Not every mission is like this, some are worse and some are marginally better, but many of the same issues persist. There are frequent quick-time-events that rip the camera from your control. Resources are almost always a pain, which makes sense in the universe but is not enjoyable in practice. Without bots, enjoyment largely depends on the allies that you’re matchmade with. In my instance I had a bit less than a 50% success rate with my teammates once I eventually found them. Most missions include a sound meter, in which any noise you or your teammates make contributes to a meter that, when filled, will eventually attract a horde of walkers. After shooting two magazines of ammo in either weapon their silencers will break, so any shots thereafter risk noise pollutions. There are sound traps everywhere that require specific teammates to disarm them. In my experience with silent players, they eventually threw caution to the wind, unloading their weapons and attracting hordes of walkers.

 

Many of Overkill’s The Walking Dead systems, individually, sound very appealing. Each Walker is mostly vulnerable to the head, resources are scarce so stealth and clever tactics are almost necessary, and teamwork is imperative. The concepts and mechanics sound so faithful to TWD, but when they come together it just doesn’t feel very good. Without reliable bots teammates, or the lack thereof, sully the experience.

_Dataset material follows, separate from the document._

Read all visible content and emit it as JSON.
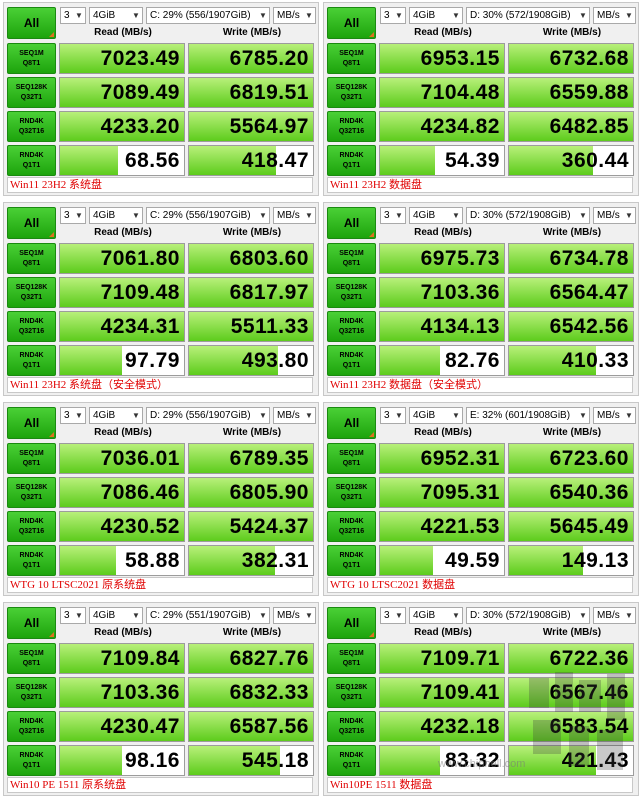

Overkill’s The Walking Dead seems to suffer universally from technical issues. While the visuals weren’t terrible, they also weren’t particularly great, but the performance of the game may lead you to believe otherwise. On my mid-tier PC I was, on average, just shy of 30fps on High settings at 1080p. There were frequent issues with the menus, matchmaking systems and controls. Enemy NPCs seemed overly simple for the human enemies and overly intelligent for the walkers.


The Final Word
Overkill’s The Walking Dead is often faithful to series in all the worst ways. Aside from the short time spent fighting walkers and hostile humans most of my playtime was spent wrestling with the game’s systems and lack of resources. Most solutions to problems feel exploit-y and teammates are often more of a hostile experience than a friendly one. An over adherence to “realism,” mandatory matchmaking and convoluted or broken systems drag this great idea to the grave.